Open your account on Twitter (Sorry? You’re an executive and you still don´t have Twitter or you don´t know what it is?) And write something about well-known large business organizations with millions of customers, such as Telefonica or Iberia, often criticised for their customer service. In a matter of minutes, if what you have said about the company merits a reply, you will quite possibly find it on Twitter. Have a look at the Twitter accounts of Movistar or Iberia… What can you see? Businesses talking directly with their customers and offering to solve their problems. Businesses that listen to the small fry.
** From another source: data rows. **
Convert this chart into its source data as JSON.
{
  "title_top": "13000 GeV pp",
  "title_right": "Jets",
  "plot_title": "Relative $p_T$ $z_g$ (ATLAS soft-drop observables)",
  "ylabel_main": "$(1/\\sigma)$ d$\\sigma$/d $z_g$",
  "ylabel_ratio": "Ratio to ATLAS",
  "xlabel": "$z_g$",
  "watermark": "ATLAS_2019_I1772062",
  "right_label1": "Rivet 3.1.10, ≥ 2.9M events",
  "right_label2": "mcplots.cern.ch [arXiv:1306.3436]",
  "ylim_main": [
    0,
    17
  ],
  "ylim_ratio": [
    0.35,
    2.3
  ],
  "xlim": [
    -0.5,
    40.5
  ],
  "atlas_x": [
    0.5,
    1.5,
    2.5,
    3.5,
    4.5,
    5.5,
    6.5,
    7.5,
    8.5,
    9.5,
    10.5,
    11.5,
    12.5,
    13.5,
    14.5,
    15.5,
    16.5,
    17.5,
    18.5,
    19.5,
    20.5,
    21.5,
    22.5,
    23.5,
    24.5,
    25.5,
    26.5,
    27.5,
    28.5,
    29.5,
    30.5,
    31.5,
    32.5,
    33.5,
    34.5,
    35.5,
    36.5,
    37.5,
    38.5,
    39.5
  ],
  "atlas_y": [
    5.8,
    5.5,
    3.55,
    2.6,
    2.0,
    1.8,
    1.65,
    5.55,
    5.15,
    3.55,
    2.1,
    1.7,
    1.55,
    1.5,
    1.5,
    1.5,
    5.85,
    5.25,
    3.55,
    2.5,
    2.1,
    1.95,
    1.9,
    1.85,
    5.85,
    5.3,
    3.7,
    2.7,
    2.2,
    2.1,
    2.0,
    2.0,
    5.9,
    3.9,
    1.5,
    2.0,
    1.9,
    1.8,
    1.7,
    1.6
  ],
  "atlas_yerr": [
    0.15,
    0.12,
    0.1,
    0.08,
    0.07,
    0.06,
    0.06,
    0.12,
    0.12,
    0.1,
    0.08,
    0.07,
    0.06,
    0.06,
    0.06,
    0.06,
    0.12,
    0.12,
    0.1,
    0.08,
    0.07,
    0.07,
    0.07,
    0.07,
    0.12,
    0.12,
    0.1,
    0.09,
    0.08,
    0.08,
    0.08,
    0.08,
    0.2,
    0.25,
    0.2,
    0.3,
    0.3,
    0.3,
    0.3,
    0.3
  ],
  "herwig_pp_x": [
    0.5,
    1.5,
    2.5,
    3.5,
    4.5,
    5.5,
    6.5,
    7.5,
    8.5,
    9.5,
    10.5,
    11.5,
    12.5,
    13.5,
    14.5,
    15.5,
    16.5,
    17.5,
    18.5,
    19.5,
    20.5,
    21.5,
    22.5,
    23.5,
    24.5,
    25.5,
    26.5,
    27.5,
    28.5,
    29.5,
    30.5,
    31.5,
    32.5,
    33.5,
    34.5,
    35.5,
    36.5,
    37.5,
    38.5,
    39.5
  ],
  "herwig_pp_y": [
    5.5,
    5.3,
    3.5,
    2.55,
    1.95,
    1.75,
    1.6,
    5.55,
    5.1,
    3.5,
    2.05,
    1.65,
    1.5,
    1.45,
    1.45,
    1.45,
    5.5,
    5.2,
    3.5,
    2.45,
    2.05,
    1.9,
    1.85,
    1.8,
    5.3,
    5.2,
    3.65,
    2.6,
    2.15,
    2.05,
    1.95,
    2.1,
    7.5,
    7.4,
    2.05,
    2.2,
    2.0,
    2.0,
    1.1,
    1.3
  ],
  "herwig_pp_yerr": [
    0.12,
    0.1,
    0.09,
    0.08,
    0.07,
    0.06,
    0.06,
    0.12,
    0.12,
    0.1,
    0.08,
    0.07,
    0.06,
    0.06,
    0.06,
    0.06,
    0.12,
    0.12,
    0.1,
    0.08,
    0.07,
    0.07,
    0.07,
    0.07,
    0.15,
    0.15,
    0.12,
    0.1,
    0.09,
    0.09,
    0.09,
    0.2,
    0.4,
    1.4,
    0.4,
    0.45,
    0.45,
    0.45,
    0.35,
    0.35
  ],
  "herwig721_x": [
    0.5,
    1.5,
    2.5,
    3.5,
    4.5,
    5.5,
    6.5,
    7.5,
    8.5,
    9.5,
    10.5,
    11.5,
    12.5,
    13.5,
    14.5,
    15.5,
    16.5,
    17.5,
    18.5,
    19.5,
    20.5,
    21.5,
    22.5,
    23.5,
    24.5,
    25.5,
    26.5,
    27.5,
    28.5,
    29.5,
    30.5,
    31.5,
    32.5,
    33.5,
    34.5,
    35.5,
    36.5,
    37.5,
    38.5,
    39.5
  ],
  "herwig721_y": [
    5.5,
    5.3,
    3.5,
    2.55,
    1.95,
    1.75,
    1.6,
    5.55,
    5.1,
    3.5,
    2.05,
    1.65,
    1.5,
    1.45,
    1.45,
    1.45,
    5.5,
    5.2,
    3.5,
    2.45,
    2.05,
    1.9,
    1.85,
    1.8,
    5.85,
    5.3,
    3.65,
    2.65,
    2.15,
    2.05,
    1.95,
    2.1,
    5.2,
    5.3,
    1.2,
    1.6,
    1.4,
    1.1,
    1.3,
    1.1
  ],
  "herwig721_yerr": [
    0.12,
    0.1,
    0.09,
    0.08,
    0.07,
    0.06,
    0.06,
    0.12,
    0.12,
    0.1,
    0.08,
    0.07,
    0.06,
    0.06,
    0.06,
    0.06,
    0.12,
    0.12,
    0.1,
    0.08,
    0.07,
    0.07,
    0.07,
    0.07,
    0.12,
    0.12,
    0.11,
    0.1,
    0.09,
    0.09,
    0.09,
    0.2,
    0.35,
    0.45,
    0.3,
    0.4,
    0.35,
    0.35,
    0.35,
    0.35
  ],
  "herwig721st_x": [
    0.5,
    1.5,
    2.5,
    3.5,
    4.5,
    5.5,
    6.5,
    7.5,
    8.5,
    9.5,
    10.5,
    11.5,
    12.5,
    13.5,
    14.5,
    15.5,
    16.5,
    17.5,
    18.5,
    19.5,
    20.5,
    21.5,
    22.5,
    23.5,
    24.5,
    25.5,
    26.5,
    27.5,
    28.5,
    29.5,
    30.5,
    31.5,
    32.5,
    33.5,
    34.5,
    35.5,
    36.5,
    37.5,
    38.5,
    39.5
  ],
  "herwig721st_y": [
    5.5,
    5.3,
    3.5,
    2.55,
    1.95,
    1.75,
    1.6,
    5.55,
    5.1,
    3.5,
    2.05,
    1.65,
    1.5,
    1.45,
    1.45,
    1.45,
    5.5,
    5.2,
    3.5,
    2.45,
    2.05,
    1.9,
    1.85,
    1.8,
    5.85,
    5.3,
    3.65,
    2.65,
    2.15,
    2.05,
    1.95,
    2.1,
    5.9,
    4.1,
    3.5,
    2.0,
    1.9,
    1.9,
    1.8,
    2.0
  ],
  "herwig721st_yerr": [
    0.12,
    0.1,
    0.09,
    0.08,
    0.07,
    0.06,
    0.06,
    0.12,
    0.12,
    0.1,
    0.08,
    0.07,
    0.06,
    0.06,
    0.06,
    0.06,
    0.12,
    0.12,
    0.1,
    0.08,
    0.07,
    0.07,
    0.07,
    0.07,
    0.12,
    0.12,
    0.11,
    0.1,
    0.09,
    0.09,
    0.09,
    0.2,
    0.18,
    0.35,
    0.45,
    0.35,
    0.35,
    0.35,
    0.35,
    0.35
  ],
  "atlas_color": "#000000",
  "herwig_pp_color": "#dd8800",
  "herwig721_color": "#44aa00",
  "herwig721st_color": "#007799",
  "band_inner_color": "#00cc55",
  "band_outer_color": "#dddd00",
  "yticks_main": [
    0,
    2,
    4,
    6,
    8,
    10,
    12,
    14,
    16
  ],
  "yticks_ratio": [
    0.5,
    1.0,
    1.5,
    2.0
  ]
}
It might be a question about items on a bill, explanations about an incident or about an offer: the question is that, after many years of inflexible single-direction trading and contacting customers only to harass them by throwing new products and services in their faces, many businesses are finally starting to use bidirectional communication channels to maintain real relations with their customers. Such relations are much more genuine and make it worthwhile to manage exceptions or speak with a human voice if a problem can be solved and a customer can be satisfied. Trivial? At the moment, more or less testimonial. But undoubtedly a sign of the times. Times in which technology, far from isolating individuals, makes it possible to humanize relations and bring together those who are on both sides of the screen. How can invest millions in expensive CRM systems if our customers then speak about us in public and we pay them no attention?Have you ever stopped to think how your business communicates with its customers? Why and how does it usually address them? Review your most recent communications: corporate report, press releases, commercial messages… Put them in chronological order and try to imagine one of your friends talking to you with the same attitude, the same tone and the same type of message. Would you think that his attitude was in any way tolerable? Or would you simply think that he was a megalomaniac, self-interested, hypocritical or someone who did not deserve the right to communicate with you directly? Indeed, how often do your attempts at communicating with your customers through advertising campaigns or telemarketing campaigns receive silence as a response? Or even worse, anger? Do you think it reasonable for many of your customers to reply with “leave me alone!” When you try to contact them? Think about it: as the wonderful Hugh Macleod once said, “if we spoke to people in the same way advertising speaks to people, they would punch us in the face”.

Do not hide behind the lack of scale or ignorance. If businesses with millions of customers can allocate resources to speak with them, an SME needs very little to do the same. Instead of wasting so much effort on “pursuing”, try to respond, think about having “someone at the other end of the line”. Someone who pays attention to what people say about their company, who thinks that a complaint can often be an opportunity for improvement. Someone who has felt good at some time when another person from another company did what the North Americans refer to as “walking the extra mile”, doing more than what is strictly necessary to solve a problem. It requires work and learning, but it can be done. It is an attitude. Try it: you will get closer to your customers, become aware of their problems and get ideas to solve them. You will also have more satisfied customers. Your customers are not stupid or undesirable and they do not complain for the sake of it. Listen to them. Technology lets you do so. That´s what real CRM is.

Customers are like cats. After years of throwing stones at them, whenever they come across a man, they usually run away. It will take us years to change our attitude towards businesses that have harassed and pursued us for many years. But for your own good and that of your company, try to understand the change: listen to the small fry.